Regardless of their marital status, both parents must care for their children emotionally. Both parents must also provide financing to ensure the child has what they need to thrive. And when one parent has sole physical custody, the other must pay child support.
The court bases child support amounts on certain factors, such as parental income and the financial needs of the child. Accordingly, you may need to modify child support orders if changes occur. Here are a few important points to keep in mind.
Common reasons to modify child support orders
All families have different financial needs, so support arrangements can vary greatly. However, there are a few commonly cited reasons for modifications, including a change in employment. The courts use the noncustodial parent’s income as a factor when making decisions about child support. As a result, an increase or decrease in income can require an adjustment.

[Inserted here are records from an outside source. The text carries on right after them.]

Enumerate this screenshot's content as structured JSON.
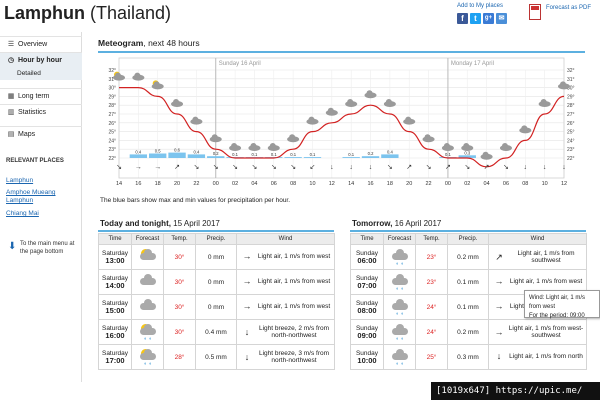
{
  "header": {
    "place": "Lamphun",
    "country": "(Thailand)",
    "favorites": "Add to My places",
    "pdf": "Forecast as PDF",
    "social": [
      "f",
      "t",
      "g+",
      "✉"
    ]
  },
  "sidebar": {
    "items": [
      {
        "label": "Overview",
        "icon": "list-icon"
      },
      {
        "label": "Hour by hour",
        "icon": "clock-icon"
      },
      {
        "label": "Long term",
        "icon": "calendar-icon"
      },
      {
        "label": "Statistics",
        "icon": "chart-icon"
      },
      {
        "label": "Maps",
        "icon": "map-icon"
      }
    ],
    "sub": "Detailed",
    "related_heading": "RELEVANT PLACES",
    "related": [
      "Lamphun",
      "Amphoe Mueang Lamphun",
      "Chiang Mai"
    ],
    "back": "To the main menu at the page bottom"
  },
  "meteogram": {
    "heading_bold": "Meteogram",
    "heading_rest": ", next 48 hours",
    "note": "The blue bars show max and min values for precipitation per hour.",
    "days": [
      "Sunday 16 April",
      "Monday 17 April"
    ],
    "x_labels": [
      "14",
      "16",
      "18",
      "20",
      "22",
      "00",
      "02",
      "04",
      "06",
      "08",
      "10",
      "12",
      "14",
      "16",
      "18",
      "20",
      "22",
      "00",
      "02",
      "04",
      "06",
      "08",
      "10",
      "12"
    ],
    "y_labels": [
      "32°",
      "31°",
      "30°",
      "29°",
      "28°",
      "27°",
      "26°",
      "25°",
      "24°",
      "23°",
      "22°"
    ],
    "precip_labels": [
      "0.4",
      "0.5",
      "0.6",
      "0.4",
      "0.2",
      "0.1",
      "0.1",
      "0.1",
      "0.1",
      "0.1",
      "0.1",
      "0.2",
      "0.4",
      "0.1",
      "0.3"
    ],
    "temps": [
      30,
      30,
      29,
      27,
      25,
      23,
      22,
      22,
      22,
      23,
      25,
      26,
      27,
      28,
      27,
      25,
      23,
      22,
      22,
      21,
      22,
      24,
      27,
      29
    ]
  },
  "today": {
    "title_bold": "Today and tonight,",
    "title_rest": " 15 April 2017",
    "columns": [
      "Time",
      "Forecast",
      "Temp.",
      "Precip.",
      "Wind"
    ],
    "rows": [
      {
        "day": "Saturday",
        "time": "13:00",
        "temp": "30°",
        "precip": "0 mm",
        "wind": "Light air, 1 m/s from west",
        "arrow": "→",
        "sun": true,
        "drops": false
      },
      {
        "day": "Saturday",
        "time": "14:00",
        "temp": "30°",
        "precip": "0 mm",
        "wind": "Light air, 1 m/s from west",
        "arrow": "→",
        "sun": false,
        "drops": false
      },
      {
        "day": "Saturday",
        "time": "15:00",
        "temp": "30°",
        "precip": "0 mm",
        "wind": "Light air, 1 m/s from west",
        "arrow": "→",
        "sun": false,
        "drops": false
      },
      {
        "day": "Saturday",
        "time": "16:00",
        "temp": "30°",
        "precip": "0.4 mm",
        "wind": "Light breeze, 2 m/s from north-northwest",
        "arrow": "↓",
        "sun": true,
        "drops": true
      },
      {
        "day": "Saturday",
        "time": "17:00",
        "temp": "28°",
        "precip": "0.5 mm",
        "wind": "Light breeze, 3 m/s from north-northwest",
        "arrow": "↓",
        "sun": true,
        "drops": true
      }
    ]
  },
  "tomorrow": {
    "title_bold": "Tomorrow,",
    "title_rest": " 16 April 2017",
    "columns": [
      "Time",
      "Forecast",
      "Temp.",
      "Precip.",
      "Wind"
    ],
    "rows": [
      {
        "day": "Sunday",
        "time": "06:00",
        "temp": "23°",
        "precip": "0.2 mm",
        "wind": "Light air, 1 m/s from southwest",
        "arrow": "↗",
        "drops": true
      },
      {
        "day": "Sunday",
        "time": "07:00",
        "temp": "23°",
        "precip": "0.1 mm",
        "wind": "Light air, 1 m/s from west",
        "arrow": "→",
        "drops": true
      },
      {
        "day": "Sunday",
        "time": "08:00",
        "temp": "24°",
        "precip": "0.1 mm",
        "wind": "Light air, 1 m/s from west",
        "arrow": "→",
        "drops": true
      },
      {
        "day": "Sunday",
        "time": "09:00",
        "temp": "24°",
        "precip": "0.2 mm",
        "wind": "Light air, 1 m/s from west-southwest",
        "arrow": "→",
        "drops": true
      },
      {
        "day": "Sunday",
        "time": "10:00",
        "temp": "25°",
        "precip": "0.3 mm",
        "wind": "Light air, 1 m/s from north",
        "arrow": "↓",
        "drops": true
      }
    ]
  },
  "tooltip": {
    "line1": "Wind: Light air, 1 m/s from west",
    "line2": "For the period: 09:00"
  },
  "stamp": "[1019x647] https://upic.me/",
  "colors": {
    "accent": "#5cb0e0",
    "temp": "#d22222",
    "link": "#1b66b0",
    "precip_bar": "#7cc4ee"
  }
}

The financial needs of the child can also change over time. For example, if a child develops a medical condition that requires expensive treatment, the custodial parent can ask for an increase in the child support amount. If the noncustodial parent has another child with a new spouse, they may ask to decrease the amount to ensure that child is also well cared for.
Differences between administrative and superior court orders
Administrative orders typically result from phone hearings or accompany a Notice and Finding of Financial Responsibility. On the other hand, superior court orders occur during the divorce hearing. With administrative orders, you can provide your request for modification in writing. With superior court orders, you must return to the court where your divorce took place to request modification.